India — The picturesque Zdukhu valley in southern Nagaland, a tourist heaven, is in flames and already a 50 square-kilometre area has been destroyed by the devastating fire which is spreading fast.
Official sources here said the fire, raging since last week, is spreading towards the south-western periphery of the valley.
Nagaland Chief Minister Neiphiu Rio has sent an SOS to the Union Home Ministry as well as the Forest and Environment Ministry seeking help as neither experts nor fire fighting equipment to control the fire of this scale are available in the state.
On top of this, the area, stretching up to Manipur’s Senapati district, is not easily accessible. There is no motorable road to the valley and it takes at least eight to 10 hours on foot to reach the spot from the nearest village in Kohima district, the sources said.

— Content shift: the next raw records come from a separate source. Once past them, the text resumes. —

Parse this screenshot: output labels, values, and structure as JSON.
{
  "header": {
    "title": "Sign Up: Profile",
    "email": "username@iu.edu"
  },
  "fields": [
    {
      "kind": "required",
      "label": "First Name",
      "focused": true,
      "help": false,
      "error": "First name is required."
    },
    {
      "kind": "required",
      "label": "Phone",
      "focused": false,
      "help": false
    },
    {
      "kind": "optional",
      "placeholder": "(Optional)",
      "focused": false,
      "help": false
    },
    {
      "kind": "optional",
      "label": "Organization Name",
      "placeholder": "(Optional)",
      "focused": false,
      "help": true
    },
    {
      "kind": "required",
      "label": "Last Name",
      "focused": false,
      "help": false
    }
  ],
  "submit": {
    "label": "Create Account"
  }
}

Nobody knew how the fire, first spotted by villagers last week, broke out, but forest officials in the state guessed that firewood left by picknickers and burning cigarette butts could have set the dry grass that filled the vast expanse at this time of the year on fire.
The valley is a favourite destination for picnickers and trekkers during winter. During rainy season the entire valley transformed into a valley of flowers of varied hues.
Instructed by the disaster management department of the Union Home Ministry, an IAF team, accompanied by the Nagaland forest secretary, I Kire, made an aerial survey of the burning valley on a chopper yesterday.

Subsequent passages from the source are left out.